As is conventional for still life photographs, the caption is altogether minimalist, purporting to tell us no more and no less than is patently obvious in the image itself. And in this sense the caption reinforces the realist aesthetic of the image, for clearly we are looking at a rocket, a tomato and a slice of bread as they “sit” next to one another. But, of course, no sooner than we acknowledge the correspondence between caption and image that problems emerge. The first and most obvious problems is that technically speaking objects don’t “sit,” they are placed; and whether the placement was effected by the photographer or someone else the point is that their proximity to one another has to be accounted for as something other than objective, self-determination.
The second problem is more interesting, for the caption actually gives the lie to thinking of this as a still life photograph at all, as it situates the three objects not just in in relationship to one another, but in relationship to a particular place. And more, that place is not just a geographical location (Idlib), but a subject position “manned by Free Syrian Army rebels.” And of course now the proximity of the three objects to one another becomes all the more significant, for it invites the viewer to consider not just the relationship between objects that give life (food) and objects that take life away (weapons of destruction), but also to sympathize with those who rely upon such simple (indeed, almost primitive) and natural objects.

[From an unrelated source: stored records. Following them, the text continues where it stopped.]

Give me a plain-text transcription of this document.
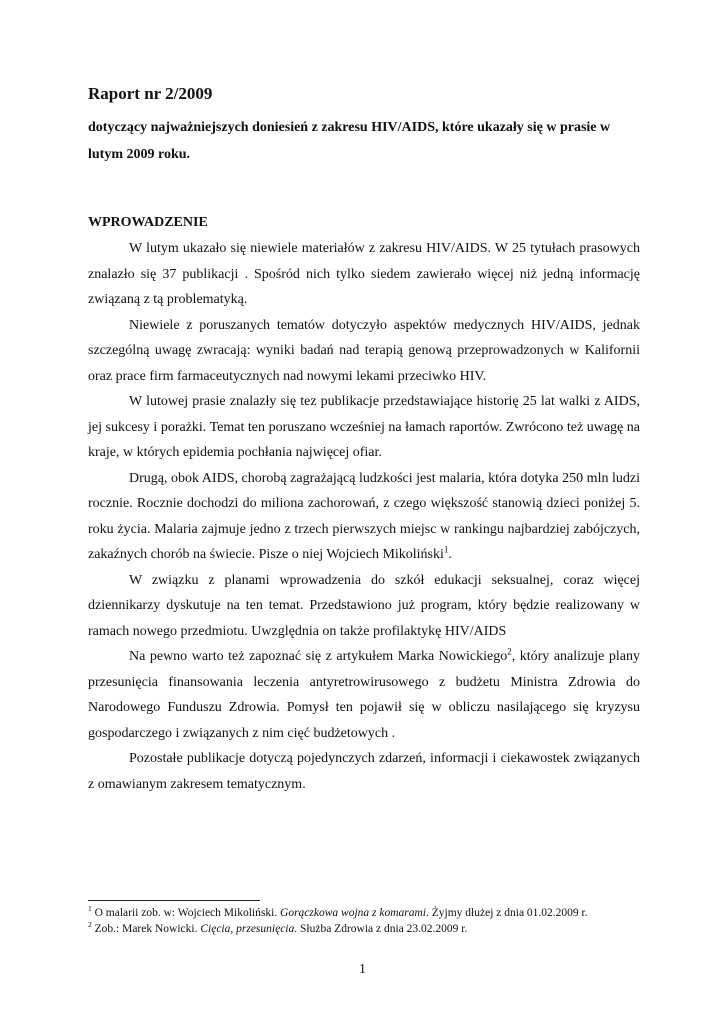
Raport nr 2/2009

dotyczący najważniejszych doniesień z zakresu HIV/AIDS, które ukazały się w prasie w lutym 2009 roku.

WPROWADZENIE

W lutym ukazało się niewiele materiałów z zakresu HIV/AIDS. W 25 tytułach prasowych znalazło się 37 publikacji . Spośród nich tylko siedem zawierało więcej niż jedną informację związaną z tą problematyką.

Niewiele z poruszanych tematów dotyczyło aspektów medycznych HIV/AIDS, jednak szczególną uwagę zwracają: wyniki badań nad terapią genową przeprowadzonych w Kalifornii oraz prace firm farmaceutycznych nad nowymi lekami przeciwko HIV.

W lutowej prasie znalazły się tez publikacje przedstawiające historię 25 lat walki z AIDS, jej sukcesy i porażki. Temat ten poruszano wcześniej na łamach raportów. Zwrócono też uwagę na kraje, w których epidemia pochłania najwięcej ofiar.

Drugą, obok AIDS, chorobą zagrażającą ludzkości jest malaria, która dotyka 250 mln ludzi rocznie. Rocznie dochodzi do miliona zachorowań, z czego większość stanowią dzieci poniżej 5. roku życia. Malaria zajmuje jedno z trzech pierwszych miejsc w rankingu najbardziej zabójczych, zakaźnych chorób na świecie. Pisze o niej Wojciech Mikoliński$^1$.

W związku z planami wprowadzenia do szkół edukacji seksualnej, coraz więcej dziennikarzy dyskutuje na ten temat. Przedstawiono już program, który będzie realizowany w ramach nowego przedmiotu. Uwzględnia on także profilaktykę HIV/AIDS

Na pewno warto też zapoznać się z artykułem Marka Nowickiego$^2$, który analizuje plany przesunięcia finansowania leczenia antyretrowirusowego z budżetu Ministra Zdrowia do Narodowego Funduszu Zdrowia. Pomysł ten pojawił się w obliczu nasilającego się kryzysu gospodarczego i związanych z nim cięć budżetowych .

Pozostałe publikacje dotyczą pojedynczych zdarzeń, informacji i ciekawostek związanych z omawianym zakresem tematycznym.

$^1$ O malarii zob. w: Wojciech Mikoliński. Gorączkowa wojna z komarami. Żyjmy dłużej z dnia 01.02.2009 r.
$^2$ Zob.: Marek Nowicki. Cięcia, przesunięcia. Służba Zdrowia z dnia 23.02.2009 r.
1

The larger significance of the photograph and its caption has less to do with how it coaches a political identification with the Free Syrian Army, however much and however effectively it might do that, and more to do with reminding us that all photographs operate epistemologically at the tension between what is mechanically reproduced (what is actually there) and what the photographer artistically creates (how we are invited to view it). In short, it is a notice that photojournalism is fundamentally a mode of public art and it behooves us to attend to its artistry even when the conventions of photographic representation might otherwise discourage us from doing so.